Plusieurs contributeurs de Core ont formulé un « Concept ACK » en faveur de la dépréciation du protocole. Dans la terminologie du développement open source de Bitcoin Core, un « Concept ACK » indique qu'un contributeur souscrit à l'objectif général d'une proposition ; cela ne constitue ni un vote final, ni une fusion de code, ni un engagement immédiat à supprimer la fonctionnalité.

L'argument des réserves d'urgence à long terme

De l'autre côté du débat, les développeurs appelant à la prudence estiment que l'utilité d'un nœud ne devrait pas être jugée exclusivement sur la base des métriques de trafic actuelles. Le contributeur Jon Atack a fait remarquer que la découverte automatisée de pairs CJDNS n'a été intégrée à Core qu'au début de 2025. Avant cette mise à jour, les opérateurs de nœuds devaient configurer manuellement les adresses des pairs — un processus qui créait une barrière à l'entrée significative par rapport aux configurations en un clic disponibles pour Tor ou I2P.
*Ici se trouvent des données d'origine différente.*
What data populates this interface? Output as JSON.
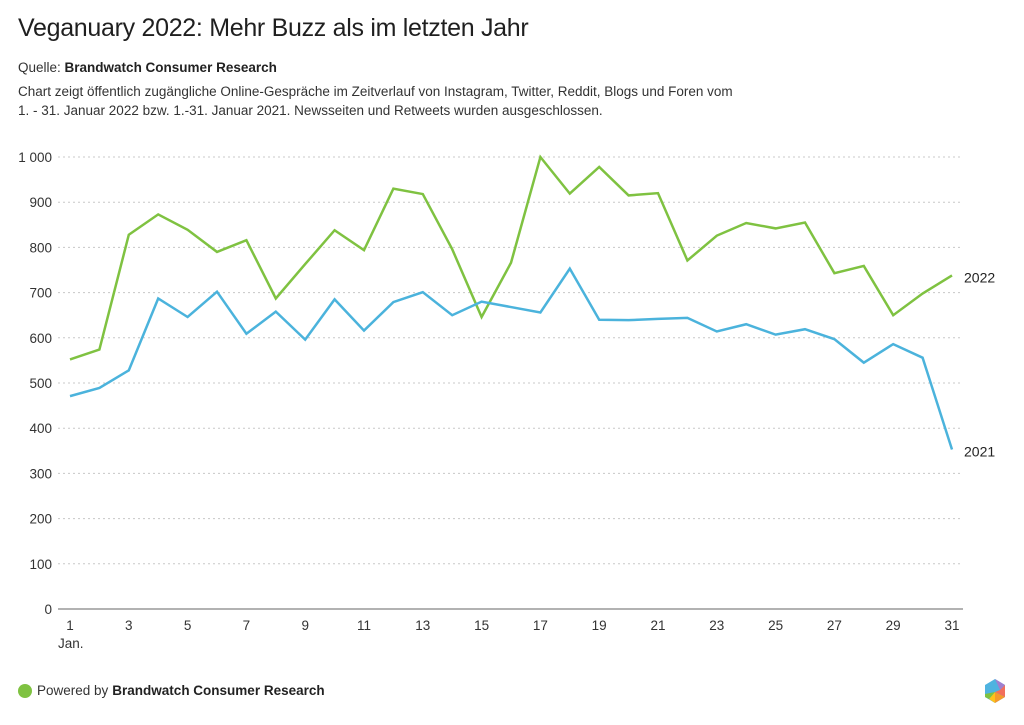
{
  "title": "Veganuary 2022: Mehr Buzz als im letzten Jahr",
  "source_label": "Quelle:",
  "source_name": "Brandwatch Consumer Research",
  "description_line1": "Chart zeigt öffentlich zugängliche Online-Gespräche im Zeitverlauf von Instagram, Twitter, Reddit, Blogs und Foren vom",
  "description_line2": "1. - 31. Januar 2022 bzw. 1.-31. Januar 2021. Newsseiten und Retweets wurden ausgeschlossen.",
  "footer": {
    "powered_by": "Powered by",
    "brand": "Brandwatch Consumer Research",
    "dot_color": "#7fc241"
  },
  "chart_data": {
    "type": "line",
    "title": "Veganuary 2022: Mehr Buzz als im letzten Jahr",
    "xlabel": "",
    "ylabel": "",
    "x": [
      1,
      2,
      3,
      4,
      5,
      6,
      7,
      8,
      9,
      10,
      11,
      12,
      13,
      14,
      15,
      16,
      17,
      18,
      19,
      20,
      21,
      22,
      23,
      24,
      25,
      26,
      27,
      28,
      29,
      30,
      31
    ],
    "x_ticks": [
      1,
      3,
      5,
      7,
      9,
      11,
      13,
      15,
      17,
      19,
      21,
      23,
      25,
      27,
      29,
      31
    ],
    "x_tick_labels": [
      "1",
      "3",
      "5",
      "7",
      "9",
      "11",
      "13",
      "15",
      "17",
      "19",
      "21",
      "23",
      "25",
      "27",
      "29",
      "31"
    ],
    "x_sublabel": "Jan.",
    "xlim": [
      1,
      31
    ],
    "ylim": [
      0,
      1000
    ],
    "y_ticks": [
      0,
      100,
      200,
      300,
      400,
      500,
      600,
      700,
      800,
      900,
      1000
    ],
    "y_tick_labels": [
      "0",
      "100",
      "200",
      "300",
      "400",
      "500",
      "600",
      "700",
      "800",
      "900",
      "1 000"
    ],
    "grid": true,
    "legend": "inline-right",
    "series": [
      {
        "name": "2022",
        "color": "#7fc241",
        "values": [
          552,
          574,
          828,
          873,
          839,
          790,
          816,
          687,
          763,
          838,
          794,
          930,
          918,
          796,
          646,
          766,
          1000,
          919,
          978,
          915,
          920,
          771,
          826,
          854,
          842,
          855,
          743,
          759,
          650,
          698,
          738
        ]
      },
      {
        "name": "2021",
        "color": "#4bb3dc",
        "values": [
          471,
          489,
          528,
          687,
          646,
          702,
          609,
          658,
          596,
          685,
          616,
          679,
          701,
          650,
          680,
          668,
          656,
          753,
          640,
          639,
          642,
          644,
          614,
          630,
          607,
          619,
          597,
          545,
          586,
          556,
          353
        ]
      }
    ]
  }
}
Les partisans du maintien soutiennent que les faibles chiffres d'utilisation de CJDNS découlent d'un manque de notoriété auprès des utilisateurs et d'une intégration limitée dans les distributions logicielles de nœuds clés en main populaires, plutôt que d'un manque de valeur sous-jacente. Si des réseaux d'anonymisation publics majeurs comme Tor ou I2P devaient subir un blocage centralisé, des pannes d'infrastructure ou un filtrage de niveau étatique, des protocoles maillés alternatifs comme CJDNS pourraient fournir un canal de secours vital pour maintenir les connexions entre pairs.
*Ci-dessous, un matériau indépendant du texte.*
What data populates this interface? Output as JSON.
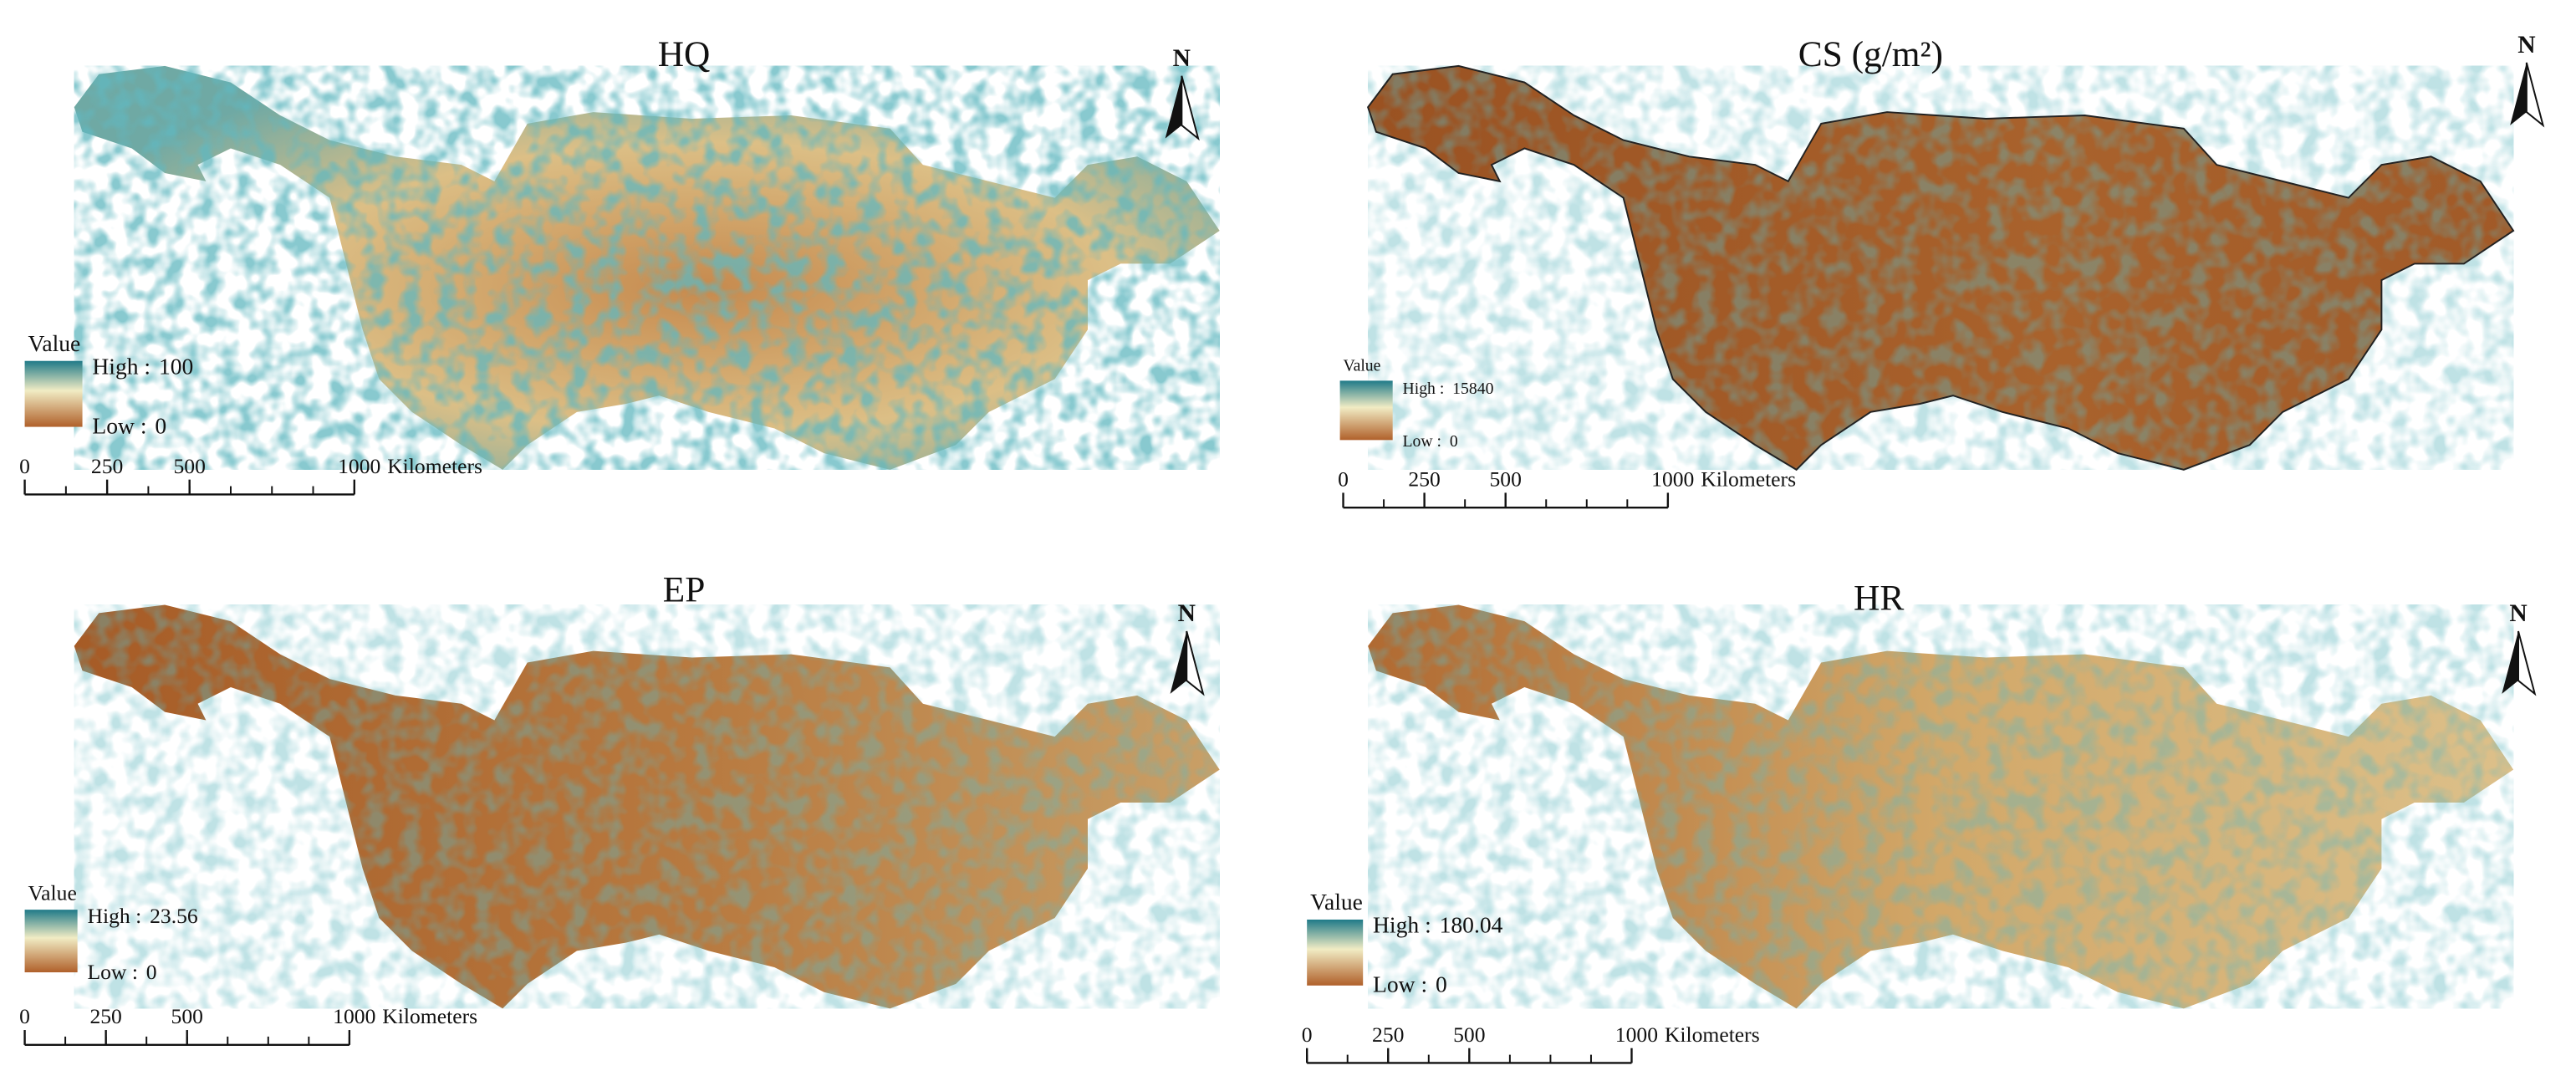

Atack s'est également porté volontaire pour maintenir personnellement le code d'intégration CJDNS, répondant aux préoccupations concernant la charge de travail des développeurs. Les contributeurs de Core doivent maintenant décider s'ils préservent un itinéraire de transport alternatif pour les urgences exceptionnelles ou s'ils allègent la base de code en supprimant la logique réseau peu utilisée.

Ce qu'une éventuelle suppression signifie pour les opérateurs de nœuds

Si Bitcoin Core finit par supprimer l'intégration native de CJDNS dans une version future, le logiciel cessera simplement de gérer les connexions de pairs CJDNS en interne au niveau de la couche applicative. Ce changement n'empêcherait pas les opérateurs d'exécuter CJDNS de manière externe au niveau du système d'exploitation, et ne modifierait pas la manière dont le réseau Bitcoin dans son ensemble traite les transactions.

Les suppressions dans Bitcoin Core suivent généralement un processus lent et documenté — la dépréciation est signalée dans les notes de version et le code n'est retiré que lors d'une version majeure ultérieure, au rythme de publication d'environ six mois du projet — les points à surveiller sont donc le fil de discussion GitHub, toute pull request formelle de dépréciation, et l'éventuel effet de la découverte automatisée de pairs ajoutée en 2025 sur les chiffres d'adoption avant que les mainteneurs ne décident.

Pour la grande majorité des opérateurs de nœuds qui s'appuient sur des connexions IPv4, IPv6, Tor ou I2P standard, la suppression de CJDNS passerait totalement inaperçue. La discussion en cours reflète la philosophie d'ingénierie rigoureuse de Bitcoin Core : chaque ligne de code doit justifier son existence par une sécurité prouvée et une utilité active.

Cet article est fourni à titre d'information uniquement et ne constitue pas un conseil en investissement.